In the UK, the Competition and Markets Authority (CMA) has scrutinised sustainability claims made by fast fashion brands Asos, Boohoo and George at Asda, concluding they constitute greenwashing.
Sarah Cardell, the interim CEO for CMA, told The Guardian that the organisation “won’t hesitate to take enforcement action” – “through the courts if necessary” – if they are found guilty of misleading customers over environmental credentials.
“People who want to ‘buy green’ should be able to do so confident that they aren’t being misled,” she said.
“Eco-friendly and sustainable products can play a role in tackling climate change, but only if they are genuine.”
In January, fashion labels, including H&M, and Norrona, were accused of breaching “greenwashing” laws over the use of a sustainability index that an investigative journalist in Europe has discredited.
Greenwashing is when a company claims to be environmentally aware, but only for marketing purposes. It is when a brand’s words do not match up to its actions.
For example, businesses involved in greenwashing behaviour might make claims that their products are biodegradable (when not), or “carbon negative” when they are only planting trees to compensate for their carbon footprint.

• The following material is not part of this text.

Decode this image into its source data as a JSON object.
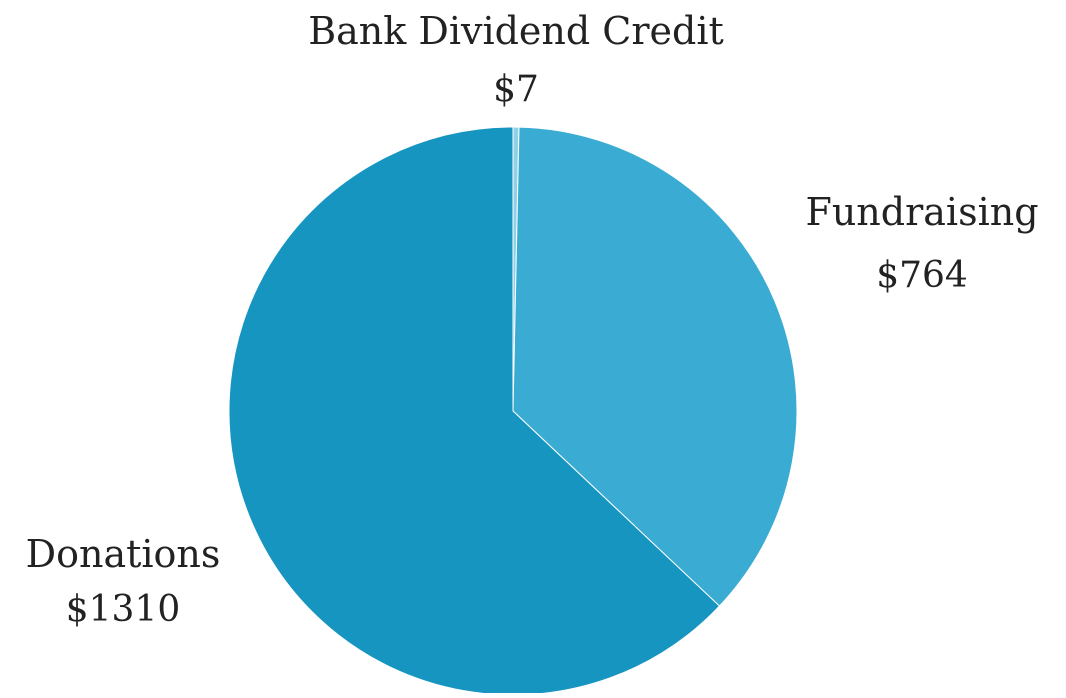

The term greenwashing was initially created in 1986 by environmentalist Jay Westerveld in an essay inspired by the irony of the “Save the Towel” movement in hotels, which had little impact beyond saving laundry costs.

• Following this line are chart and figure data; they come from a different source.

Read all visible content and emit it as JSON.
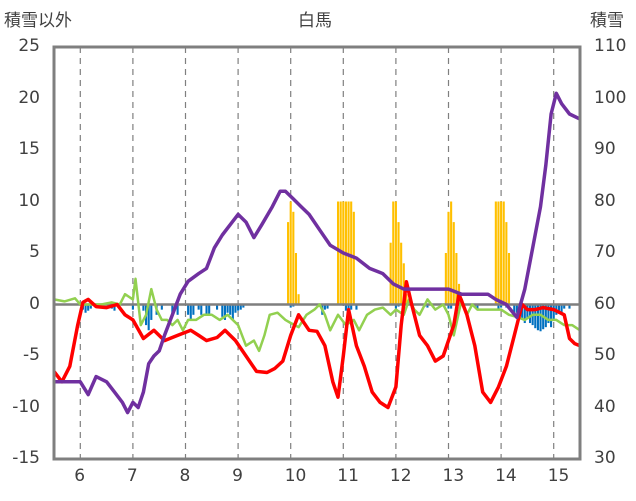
{
  "chart_data": {
    "type": "line",
    "title": "白馬",
    "ylabel_left": "積雪以外",
    "ylabel_right": "積雪",
    "ylim_left": [
      -15,
      25
    ],
    "ylim_right": [
      30,
      110
    ],
    "yticks_left": [
      "25",
      "20",
      "15",
      "10",
      "5",
      "0",
      "-5",
      "-10",
      "-15"
    ],
    "yticks_right": [
      "110",
      "100",
      "90",
      "80",
      "70",
      "60",
      "50",
      "40",
      "30"
    ],
    "xlim": [
      5.5,
      15.5
    ],
    "xticks": [
      "6",
      "7",
      "8",
      "9",
      "10",
      "11",
      "12",
      "13",
      "14",
      "15"
    ],
    "grid": "vertical-dashed",
    "series": [
      {
        "axis": "right",
        "color": "#7030a0",
        "points": [
          [
            5.5,
            45
          ],
          [
            5.75,
            45
          ],
          [
            6.0,
            45
          ],
          [
            6.15,
            42.5
          ],
          [
            6.3,
            46
          ],
          [
            6.5,
            45
          ],
          [
            6.65,
            43
          ],
          [
            6.8,
            41
          ],
          [
            6.9,
            39
          ],
          [
            7.0,
            41
          ],
          [
            7.1,
            40
          ],
          [
            7.2,
            43
          ],
          [
            7.3,
            48.5
          ],
          [
            7.4,
            50
          ],
          [
            7.5,
            51
          ],
          [
            7.6,
            54
          ],
          [
            7.75,
            58
          ],
          [
            7.9,
            62
          ],
          [
            8.05,
            64.5
          ],
          [
            8.25,
            66
          ],
          [
            8.4,
            67
          ],
          [
            8.55,
            71
          ],
          [
            8.7,
            73.5
          ],
          [
            8.85,
            75.5
          ],
          [
            9.0,
            77.5
          ],
          [
            9.15,
            76
          ],
          [
            9.3,
            73
          ],
          [
            9.45,
            75.5
          ],
          [
            9.65,
            79
          ],
          [
            9.8,
            82
          ],
          [
            9.9,
            82
          ],
          [
            10.05,
            80.5
          ],
          [
            10.2,
            79
          ],
          [
            10.35,
            77.5
          ],
          [
            10.55,
            74.5
          ],
          [
            10.75,
            71.5
          ],
          [
            11.0,
            70
          ],
          [
            11.25,
            69
          ],
          [
            11.5,
            67
          ],
          [
            11.75,
            66
          ],
          [
            11.95,
            64
          ],
          [
            12.15,
            63
          ],
          [
            12.5,
            63
          ],
          [
            12.75,
            63
          ],
          [
            13.0,
            63
          ],
          [
            13.25,
            62
          ],
          [
            13.5,
            62
          ],
          [
            13.75,
            62
          ],
          [
            13.9,
            61
          ],
          [
            14.1,
            60
          ],
          [
            14.3,
            57.5
          ],
          [
            14.45,
            63
          ],
          [
            14.6,
            71
          ],
          [
            14.75,
            79
          ],
          [
            14.85,
            87
          ],
          [
            14.95,
            97
          ],
          [
            15.05,
            101
          ],
          [
            15.15,
            99
          ],
          [
            15.3,
            97
          ],
          [
            15.4,
            96.5
          ],
          [
            15.5,
            96
          ]
        ]
      },
      {
        "axis": "left",
        "color": "#ff0000",
        "points": [
          [
            5.5,
            -6.5
          ],
          [
            5.65,
            -7.5
          ],
          [
            5.8,
            -6
          ],
          [
            5.95,
            -2
          ],
          [
            6.05,
            0.2
          ],
          [
            6.15,
            0.5
          ],
          [
            6.3,
            -0.2
          ],
          [
            6.5,
            -0.3
          ],
          [
            6.7,
            0
          ],
          [
            6.85,
            -1
          ],
          [
            7.0,
            -1.5
          ],
          [
            7.2,
            -3.3
          ],
          [
            7.4,
            -2.5
          ],
          [
            7.6,
            -3.5
          ],
          [
            7.85,
            -3
          ],
          [
            8.1,
            -2.5
          ],
          [
            8.25,
            -3
          ],
          [
            8.4,
            -3.5
          ],
          [
            8.6,
            -3.2
          ],
          [
            8.75,
            -2.5
          ],
          [
            8.95,
            -3.5
          ],
          [
            9.15,
            -5
          ],
          [
            9.35,
            -6.5
          ],
          [
            9.55,
            -6.6
          ],
          [
            9.7,
            -6.2
          ],
          [
            9.85,
            -5.5
          ],
          [
            10.0,
            -3
          ],
          [
            10.15,
            -1
          ],
          [
            10.35,
            -2.5
          ],
          [
            10.5,
            -2.6
          ],
          [
            10.65,
            -4
          ],
          [
            10.8,
            -7.5
          ],
          [
            10.9,
            -9
          ],
          [
            11.0,
            -5
          ],
          [
            11.1,
            -0.5
          ],
          [
            11.25,
            -4
          ],
          [
            11.4,
            -6
          ],
          [
            11.55,
            -8.5
          ],
          [
            11.7,
            -9.5
          ],
          [
            11.85,
            -10
          ],
          [
            12.0,
            -8
          ],
          [
            12.1,
            -2
          ],
          [
            12.2,
            2.2
          ],
          [
            12.3,
            0
          ],
          [
            12.45,
            -3
          ],
          [
            12.6,
            -4
          ],
          [
            12.75,
            -5.5
          ],
          [
            12.9,
            -5
          ],
          [
            13.1,
            -2
          ],
          [
            13.2,
            1
          ],
          [
            13.35,
            -1
          ],
          [
            13.5,
            -4
          ],
          [
            13.65,
            -8.5
          ],
          [
            13.8,
            -9.5
          ],
          [
            13.95,
            -8
          ],
          [
            14.1,
            -6
          ],
          [
            14.25,
            -3
          ],
          [
            14.4,
            0
          ],
          [
            14.5,
            -0.5
          ],
          [
            14.65,
            -0.5
          ],
          [
            14.8,
            -0.3
          ],
          [
            15.0,
            -0.5
          ],
          [
            15.2,
            -1
          ],
          [
            15.3,
            -3.3
          ],
          [
            15.4,
            -3.8
          ],
          [
            15.5,
            -4
          ]
        ]
      },
      {
        "axis": "left",
        "color": "#92d050",
        "points": [
          [
            5.5,
            0.5
          ],
          [
            5.7,
            0.3
          ],
          [
            5.9,
            0.6
          ],
          [
            6.0,
            0
          ],
          [
            6.2,
            0
          ],
          [
            6.4,
            0
          ],
          [
            6.6,
            0.2
          ],
          [
            6.75,
            0
          ],
          [
            6.85,
            1
          ],
          [
            7.0,
            0.5
          ],
          [
            7.05,
            2.5
          ],
          [
            7.15,
            -2
          ],
          [
            7.25,
            -1
          ],
          [
            7.35,
            1.5
          ],
          [
            7.45,
            -0.5
          ],
          [
            7.55,
            -1.5
          ],
          [
            7.65,
            -1.5
          ],
          [
            7.75,
            -2
          ],
          [
            7.85,
            -1.5
          ],
          [
            7.95,
            -2.5
          ],
          [
            8.05,
            -1.5
          ],
          [
            8.2,
            -1.5
          ],
          [
            8.35,
            -1
          ],
          [
            8.5,
            -1
          ],
          [
            8.65,
            -1.5
          ],
          [
            8.8,
            -1
          ],
          [
            9.0,
            -2
          ],
          [
            9.15,
            -4
          ],
          [
            9.3,
            -3.5
          ],
          [
            9.4,
            -4.5
          ],
          [
            9.5,
            -3
          ],
          [
            9.6,
            -1
          ],
          [
            9.75,
            -0.8
          ],
          [
            9.9,
            -1.5
          ],
          [
            10.0,
            -1.8
          ],
          [
            10.15,
            -2.2
          ],
          [
            10.3,
            -1
          ],
          [
            10.45,
            -0.5
          ],
          [
            10.55,
            0
          ],
          [
            10.65,
            -1
          ],
          [
            10.75,
            -2.5
          ],
          [
            10.9,
            -1
          ],
          [
            11.05,
            -2
          ],
          [
            11.2,
            -1.5
          ],
          [
            11.3,
            -2.5
          ],
          [
            11.45,
            -1
          ],
          [
            11.6,
            -0.5
          ],
          [
            11.75,
            -0.3
          ],
          [
            11.9,
            -1
          ],
          [
            12.0,
            -0.5
          ],
          [
            12.15,
            -1
          ],
          [
            12.25,
            0.5
          ],
          [
            12.35,
            -0.5
          ],
          [
            12.45,
            -1
          ],
          [
            12.6,
            0.5
          ],
          [
            12.75,
            -0.5
          ],
          [
            12.9,
            0
          ],
          [
            13.0,
            -1
          ],
          [
            13.1,
            -3
          ],
          [
            13.25,
            0.5
          ],
          [
            13.35,
            -1
          ],
          [
            13.45,
            0
          ],
          [
            13.55,
            -0.5
          ],
          [
            13.7,
            -0.5
          ],
          [
            13.85,
            -0.5
          ],
          [
            14.0,
            -0.5
          ],
          [
            14.15,
            -1
          ],
          [
            14.3,
            -1.2
          ],
          [
            14.45,
            -1.5
          ],
          [
            14.6,
            -1
          ],
          [
            14.75,
            -1
          ],
          [
            14.9,
            -1.5
          ],
          [
            15.05,
            -1.5
          ],
          [
            15.2,
            -2
          ],
          [
            15.35,
            -2
          ],
          [
            15.5,
            -2.5
          ]
        ]
      }
    ],
    "bars": [
      {
        "axis": "left",
        "color": "#ffc000",
        "width": 0.04,
        "points": [
          [
            9.95,
            8
          ],
          [
            10.0,
            10
          ],
          [
            10.05,
            9
          ],
          [
            10.1,
            5
          ],
          [
            10.15,
            1
          ],
          [
            10.9,
            10
          ],
          [
            10.95,
            10
          ],
          [
            11.0,
            10
          ],
          [
            11.05,
            10
          ],
          [
            11.1,
            10
          ],
          [
            11.15,
            10
          ],
          [
            11.2,
            9
          ],
          [
            11.9,
            6
          ],
          [
            11.95,
            10
          ],
          [
            12.0,
            10
          ],
          [
            12.05,
            8
          ],
          [
            12.1,
            6
          ],
          [
            12.15,
            4
          ],
          [
            12.2,
            1
          ],
          [
            12.95,
            5
          ],
          [
            13.0,
            9
          ],
          [
            13.05,
            10
          ],
          [
            13.1,
            8
          ],
          [
            13.15,
            5
          ],
          [
            13.2,
            2
          ],
          [
            13.9,
            10
          ],
          [
            13.95,
            10
          ],
          [
            14.0,
            10
          ],
          [
            14.05,
            10
          ],
          [
            14.1,
            8
          ],
          [
            14.15,
            5
          ]
        ]
      },
      {
        "axis": "left",
        "color": "#0070c0",
        "width": 0.04,
        "points": [
          [
            6.05,
            -0.5
          ],
          [
            6.1,
            -0.8
          ],
          [
            6.15,
            -0.6
          ],
          [
            6.2,
            -0.4
          ],
          [
            6.3,
            -0.3
          ],
          [
            6.6,
            -0.4
          ],
          [
            6.65,
            -0.6
          ],
          [
            7.0,
            -0.5
          ],
          [
            7.2,
            -0.6
          ],
          [
            7.25,
            -2
          ],
          [
            7.3,
            -2.5
          ],
          [
            7.35,
            -1.5
          ],
          [
            7.45,
            -1
          ],
          [
            7.55,
            -0.5
          ],
          [
            7.75,
            -1
          ],
          [
            7.85,
            -1
          ],
          [
            8.05,
            -1
          ],
          [
            8.1,
            -1.5
          ],
          [
            8.15,
            -1
          ],
          [
            8.25,
            -0.5
          ],
          [
            8.3,
            -1
          ],
          [
            8.4,
            -1
          ],
          [
            8.45,
            -1
          ],
          [
            8.6,
            -0.5
          ],
          [
            8.7,
            -1.2
          ],
          [
            8.75,
            -1.5
          ],
          [
            8.8,
            -0.8
          ],
          [
            8.85,
            -1
          ],
          [
            8.9,
            -1.5
          ],
          [
            8.95,
            -0.8
          ],
          [
            9.0,
            -0.6
          ],
          [
            9.05,
            -0.5
          ],
          [
            9.1,
            -0.3
          ],
          [
            10.0,
            -0.3
          ],
          [
            10.05,
            -0.2
          ],
          [
            10.6,
            -1
          ],
          [
            10.65,
            -0.5
          ],
          [
            10.7,
            -0.4
          ],
          [
            11.05,
            -0.6
          ],
          [
            11.1,
            -1
          ],
          [
            11.15,
            -0.5
          ],
          [
            11.25,
            -0.5
          ],
          [
            12.0,
            -0.4
          ],
          [
            12.05,
            -0.2
          ],
          [
            12.55,
            -0.2
          ],
          [
            12.6,
            -0.3
          ],
          [
            13.0,
            -0.4
          ],
          [
            13.05,
            -0.4
          ],
          [
            13.5,
            -0.3
          ],
          [
            13.55,
            -0.5
          ],
          [
            13.95,
            -0.5
          ],
          [
            14.0,
            -0.3
          ],
          [
            14.1,
            -0.3
          ],
          [
            14.25,
            -1
          ],
          [
            14.3,
            -0.8
          ],
          [
            14.35,
            -1.2
          ],
          [
            14.4,
            -1.5
          ],
          [
            14.45,
            -1.8
          ],
          [
            14.5,
            -1.4
          ],
          [
            14.55,
            -1.8
          ],
          [
            14.6,
            -2
          ],
          [
            14.65,
            -2.3
          ],
          [
            14.7,
            -2.5
          ],
          [
            14.75,
            -2.6
          ],
          [
            14.8,
            -2.4
          ],
          [
            14.85,
            -2.2
          ],
          [
            14.9,
            -1.8
          ],
          [
            14.95,
            -2.2
          ],
          [
            15.0,
            -1.5
          ],
          [
            15.05,
            -1
          ],
          [
            15.1,
            -0.6
          ],
          [
            15.15,
            -1
          ],
          [
            15.2,
            -0.4
          ],
          [
            15.3,
            -0.4
          ]
        ]
      }
    ]
  }
}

Many corporations genuinely intend to tackle climate change, while others are just milking the mileage going green has to offer. Authorities worldwide are finding it challenging to assess whether the efforts of companies are actually making a difference, or they are just appealing to the growing cadre of consumers who want to feel they are doing good by buying one brand that promotes proactive environmental considerations over another that doesn’t.

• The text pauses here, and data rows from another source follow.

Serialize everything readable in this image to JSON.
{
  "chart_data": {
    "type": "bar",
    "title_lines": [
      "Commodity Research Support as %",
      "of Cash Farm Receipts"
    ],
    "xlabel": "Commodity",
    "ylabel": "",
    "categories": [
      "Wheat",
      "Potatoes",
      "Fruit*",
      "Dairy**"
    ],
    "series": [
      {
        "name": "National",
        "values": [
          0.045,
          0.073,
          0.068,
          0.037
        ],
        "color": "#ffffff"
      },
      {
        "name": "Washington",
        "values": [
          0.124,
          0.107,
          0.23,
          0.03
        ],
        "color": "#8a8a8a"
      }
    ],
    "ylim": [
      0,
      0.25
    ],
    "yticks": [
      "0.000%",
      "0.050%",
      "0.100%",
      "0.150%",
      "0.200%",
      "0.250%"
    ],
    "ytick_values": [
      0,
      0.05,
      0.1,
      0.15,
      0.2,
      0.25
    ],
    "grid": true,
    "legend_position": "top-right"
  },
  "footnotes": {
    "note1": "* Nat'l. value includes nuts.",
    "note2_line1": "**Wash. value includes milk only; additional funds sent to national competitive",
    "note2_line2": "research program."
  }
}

Because of the prevalence of misleading green claims, the European Commission has proposed introducing a “ban on greenwashing” – including several changes to the UCPD (Unfair Commercial Practices Directive) – aiming to oblige businesses to provide full transparency on their sustainability claims and practices.
The commission shared an extended list of characteristics on products where a business cannot mislead its consumers, including:
- Not informing about features introduced to limit durability, for example, software that stops or downgrades the functionality of the good after a particular period.
- Making generic, vague environmental claims where the excellent environmental performance of the product or trader cannot be demonstrated. Examples of such generic environmental claims are ‘environmentally friendly’, ‘eco’ or ‘green’, which wrongly suggest or create the impression of excellent environmental performance.
- Making an environmental claim about the entire product when it concerns only a certain aspect of the product.
- Displaying a voluntary sustainability label that was not based on a third-party verification scheme or established by public authorities.
- Not disclosing that a product has limited functionality when using consumables, spare parts or accessories not provided by the original producer.
These amendments, the commission says, would also “encourage competition towards more environmentally sustainable products”, thus reducing the negative impact on the environment.
In Australia, regulators are keeping a close eye on what’s happening overseas.
Many international regulatory groups and organisations, including the Australian Securities and Investment Commission (ASIC), have advocated for better disclosure of sustainability claims.
Every part of the globe has different climate-related obstacles, from floods, drought, and wildfires, and it needs to be tackled with a unified effort; Europe appears to be leading on that front.
“This is a world without borders,” said ASIC commissioner Cathie Armour.
Armour notes the leaders in this space are “undoubtedly” the investors pushing for companies to do better.
“Investors are doing their due diligence on choosing fund managers when choosing companies to invest in,” she explained to LSJ.
“It’s one of those areas where I feel like the community expectations – the market – is well ahead of regulators in many respect.
“Companies are hearing from their shareholders that [climate change] is an important issue, and when they’re making decisions, this is a significant matter.”
The UK Competition and Markets Authority reports that a review by global consumer authorities found that 40 per cent of websites are promoting “sustainable” products and services in a “dubious” and misleading way.
Greenwashing is already rampant in many, if not all, businesses worldwide. It poses a risk to enterprises with genuine green intentions. However, will imposing these new regulations and crackdowns be enough to reduce it?
Cynthia Cummis, the co-founder of the Science Based Targets Initiative, suggests making sure that the claims made are validated by a non-profit third party.
“Investigate how a group is cutting its emissions,” Cummins told Reuters. “Look at their broader policies and actions, rather than just the narrow claim they’re making around maybe one product.”